Conversation With Loko Gallery (Tokyo)

Exhibiting for the first time at Sydney Contemporary 2019 we spoke to LOKO Gallery about their upcoming exhibition.

The gallery is located in Tokyo, can you elaborate on its location and why you chose to open there?
The gallery is in a backstreet in Daikanyama, the heart of Tokyo, in between Shibuya, the centre of street culture and Nakameguro which is creative people’s favourite district. The owner Kazuo Endo had been looking for a property for his new gallery all over Tokyo but could not meet the place to satisfy his plan, then he found vacant land in front of an elementary school. The newly designed and built gallery with 5m high ceilings allow artists to show oversize works such as huge sculptures and big screen video projections. The visitors can see the presentation through the cafe window before the gallery. Artists from other parts of the world can stay in its residence room.

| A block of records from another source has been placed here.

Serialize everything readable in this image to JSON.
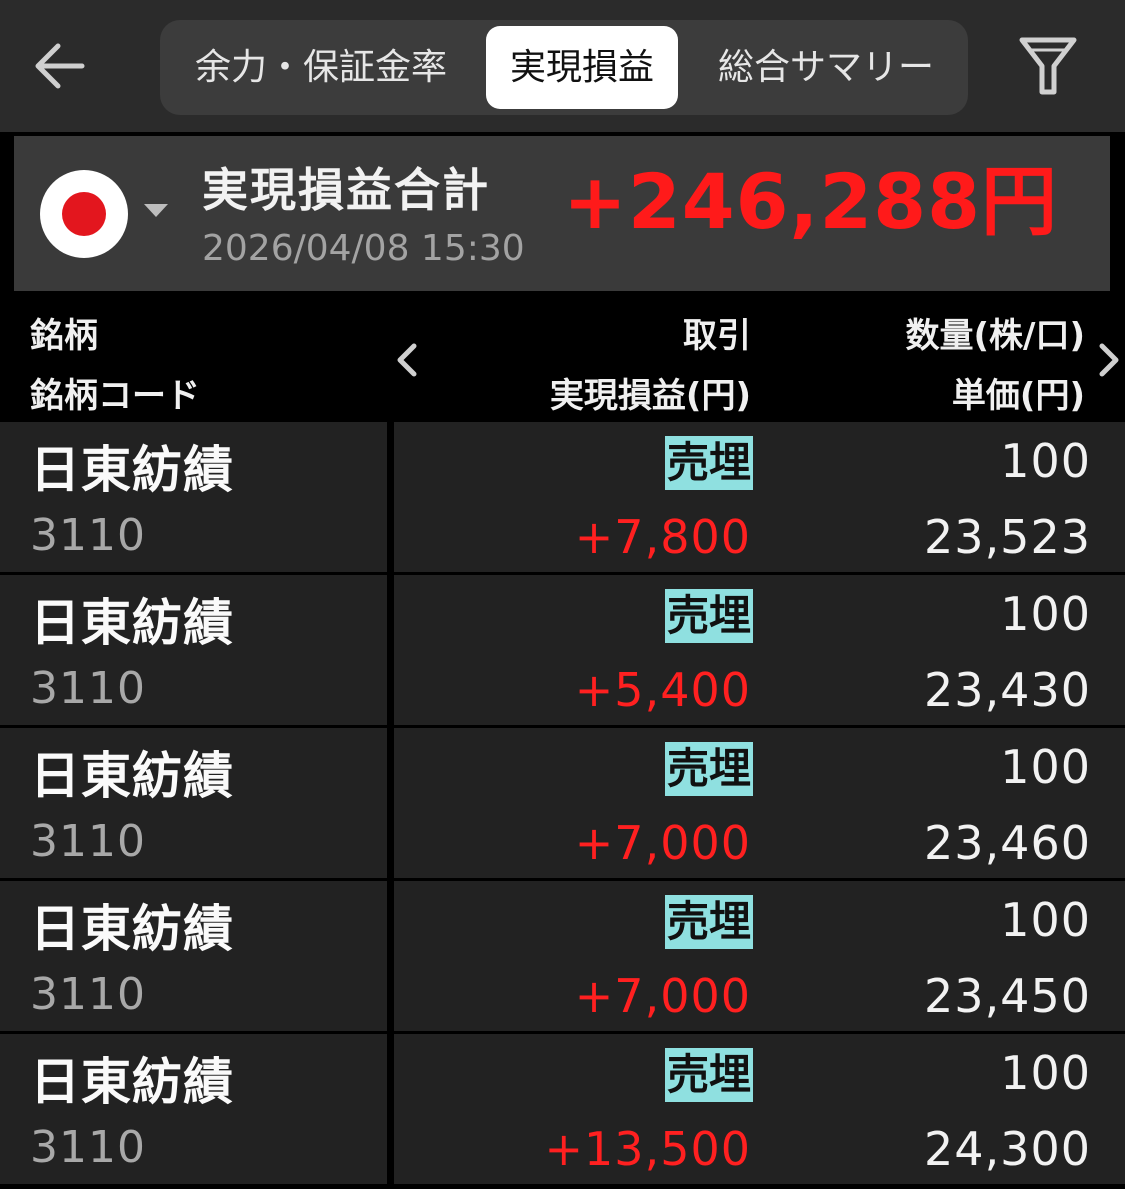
{
  "header": {
    "back_icon": "arrow-left-icon",
    "tabs": [
      {
        "label": "余力・保証金率",
        "selected": false
      },
      {
        "label": "実現損益",
        "selected": true
      },
      {
        "label": "総合サマリー",
        "selected": false
      }
    ],
    "filter_icon": "filter-icon"
  },
  "summary": {
    "flag_icon": "japan-flag-icon",
    "title": "実現損益合計",
    "datetime": "2026/04/08 15:30",
    "total": "+246,288円"
  },
  "table": {
    "columns": {
      "name": "銘柄",
      "code": "銘柄コード",
      "trade": "取引",
      "realized_pl": "実現損益(円)",
      "quantity": "数量(株/口)",
      "unit_price": "単価(円)"
    },
    "nav_prev_icon": "chevron-left-icon",
    "nav_next_icon": "chevron-right-icon",
    "rows": [
      {
        "name": "日東紡績",
        "code": "3110",
        "trade": "売埋",
        "realized_pl": "+7,800",
        "quantity": "100",
        "unit_price": "23,523"
      },
      {
        "name": "日東紡績",
        "code": "3110",
        "trade": "売埋",
        "realized_pl": "+5,400",
        "quantity": "100",
        "unit_price": "23,430"
      },
      {
        "name": "日東紡績",
        "code": "3110",
        "trade": "売埋",
        "realized_pl": "+7,000",
        "quantity": "100",
        "unit_price": "23,460"
      },
      {
        "name": "日東紡績",
        "code": "3110",
        "trade": "売埋",
        "realized_pl": "+7,000",
        "quantity": "100",
        "unit_price": "23,450"
      },
      {
        "name": "日東紡績",
        "code": "3110",
        "trade": "売埋",
        "realized_pl": "+13,500",
        "quantity": "100",
        "unit_price": "24,300"
      }
    ]
  },
  "colors": {
    "profit": "#ff1a1a",
    "trade_badge": "#8fe0e0",
    "background": "#000000",
    "row_background": "#222222"
  }
}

What are some career highlights, or exhibition highlights in the gallery to date?
The Gallery’s opening show was in 2016 by Masahiro WADA, who started his career as a sculptor and is recently making video works.
The artist re-built the film set from the exhibition’s title work in the new space, the audience was able to see a multi-channel movie with huge sized wall screen of a real moth flying through the space. The exhibition was very well accepted.

What was your first exhibition? And why?
WADA succeeded to break the snobby local Daikanyama atmosphere by his raw and karmatic presentation. That was what the gallery wanted him to do.

Who are you bringing to Sydney Contemporary and why?
We believe, Yusuke ABE, the painter inspired by wild life and boyhood experiences, can attract Sydney collectors who love freedom. Sequoyah AONO’s wooden sculpture with the concept of destruction and creation, makes the audience understand the beauty of imperfection.

Yusuke ABE, Pocket (nightfall), 2018, oil, crayon, oil pastel, splay paint, wood panel, plastic board, paper, ink, colored plastic pencil,  Yu-Gi-Oh card, card sleeve case, game boy cartridge, hair band, gel medium, wood glue on canvas, 33.3 × 41 × 4 cm. Courtesy the artist and LOKO GALLERY, Tokyo.
Sequoyah AONO, Man Asking for Money in New York 09-13-19, acrylic and varnish on burnt wood, 42 × 37 × 14cm. Courtesy the artist and LOKO GALLERY, Tokyo.